O deputado federal Ivan Valente apresentou nesta quarta-feira (14/04) requerimento à Comissão de Defesa do Consumidor da Câmara para a realização de uma audiência pública sobre a contaminhação de alimentos no país. Pesquisas mostram que mais de 80% da produção nacional de alimentos apresentam resíduos de agrotóxicos. Segundo a Anvisa (Agência Nacional de Vigilância Sanitária), 20% das amostras em nível nacional apresentam índices de contaminação acima do permitido para a preservação da saúde da população.
Sob protesto dos ruralistas, a Anvisa está reavaliando a comercialização de 14 tipos de agrotóxicos no país. Tratam-se de produtos já proibidos em muitos países, como os Estados Unidos, Argentina e na União Européia, por terem sido responsáveis pela contaminação de alimentos, de trabalhadores rurais e do meio ambiente, causando o envenenamento dos consumidores, a morte de trabalhadores e a destruição da vida animal e vegetal. O uso de alguns desses produtos pode afetar os sistemas nervoso, gastrointestinal, circulatório, imunológico e endócrino. Pode ainda irritar os olhos, a pele e até provocar câncer.
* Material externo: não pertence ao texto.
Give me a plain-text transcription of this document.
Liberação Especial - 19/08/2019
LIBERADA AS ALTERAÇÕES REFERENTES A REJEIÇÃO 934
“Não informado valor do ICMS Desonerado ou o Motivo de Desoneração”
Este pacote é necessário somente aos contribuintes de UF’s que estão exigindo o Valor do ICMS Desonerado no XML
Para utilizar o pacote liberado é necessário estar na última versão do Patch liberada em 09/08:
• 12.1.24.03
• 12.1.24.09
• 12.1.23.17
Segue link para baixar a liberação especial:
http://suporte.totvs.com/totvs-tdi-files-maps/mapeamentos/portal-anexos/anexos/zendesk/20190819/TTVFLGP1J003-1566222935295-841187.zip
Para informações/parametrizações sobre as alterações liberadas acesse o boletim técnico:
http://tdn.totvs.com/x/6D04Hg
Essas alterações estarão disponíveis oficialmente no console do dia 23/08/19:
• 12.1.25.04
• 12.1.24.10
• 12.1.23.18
A medida tem enfrentado a resistência da indústria de agrotóxicos, do agronegócio e também da bancada ruralista. O Brasil é o maior mercado de agrotóxicos do mundo e representa 16% da sua venda mundial. Em 2009, foram vendidas aqui 780 mil toneladas, com um faturamento estimado da ordem de oito bilhões de dólares. Ao longo dos últimos 10 anos, na esteira do crescimento do agronegócio, esse mercado cresceu 176%, quase quatro vezes mais que a média mundial, e as importações brasileiras desses produtos aumentaram 236% entre 2000 e 2007. As 10 maiores empresas do setor de agrotóxicos do mundo concentram mais de 80% das vendas no país.
Ou seja, a medida da Anvisa enfrenta interesses poderosos, que contam com o apoio do governo federal através do Ministério da Agricultura. Para Ivan Valente, não bastassem todos os problemas de concentração de terra e destruição do meio ambiente, constata-se agora, de forma científica, que o modelo brasileiro de produção agrícola também vem sendo responsável por um dos maiores crimes contra a nossa população.
“O Sindicato das Indústrias de Defensivos Agrícolas recorreu até ao Judiciário para impedir que os resultados da reavaliação da Anvisa sejam publicados. Já o Ministério da Agricultura quer retirar da Anvisa sua prerrogativa de fiscalizadora do setor, entregando para os representantes dos ruralistas que ali estão instalados a tarefa de avaliar e registrar agrotóxicos no país. Será a raposa cuidando do galinheiro”, disse Ivan Valente.
“Na verdade, como afirma uma série de pesquisadores brasileiros, com as proibições dos EUA e União Européia, as transnacionais começaram a despejar seu lixo tóxico aqui no Brasil. Os agrotóxicos que as empresas não conseguem vender lá fora, que têm indicativo de problemas, agora são empurrados pra nós, resultando não apenas na potencialização de ameaças de contaminação, mas em mortes confirmadas pelo uso desses produtos”, acrescentou.
Em 2005, a OIT (Organização Internacional do Trabalhado) e a OMS (Organização Mundial da Saúde) estimaram em 7 milhões o número de casos agudos e de longo prazo de contaminação, e em 70 mil o número de mortes provocadas por agrotóxicos a cada ano em todo o planeta, sobretudo nos países mais pobres. Numa petição ao Ministério Público, o deputado federal Adão Preto já havia denunciado a morte de 5 mil trabalhadores rurais por ano no Brasil em função da contaminação com os agrotóxicos.
Caso o requerimento seja aprovado na Comissão de Defesa do Consumidor, serão convidados para a audiência pública representantes do IDEC (Instituto de Defesa do Consumido), do SINDAG (Sindicato das Indústrias de Defensivos Agrícolas), da ABRANDH (Ação Brasileira pela Nutrição e Direitos Humanos); Agenor Álvares, Diretor da Agência Nacional de Vigilância Sanitária; e Rosany Bochner, especialista em toxicologia da FIOCRUZ (Fundação Instituto Osvaldo Cruz).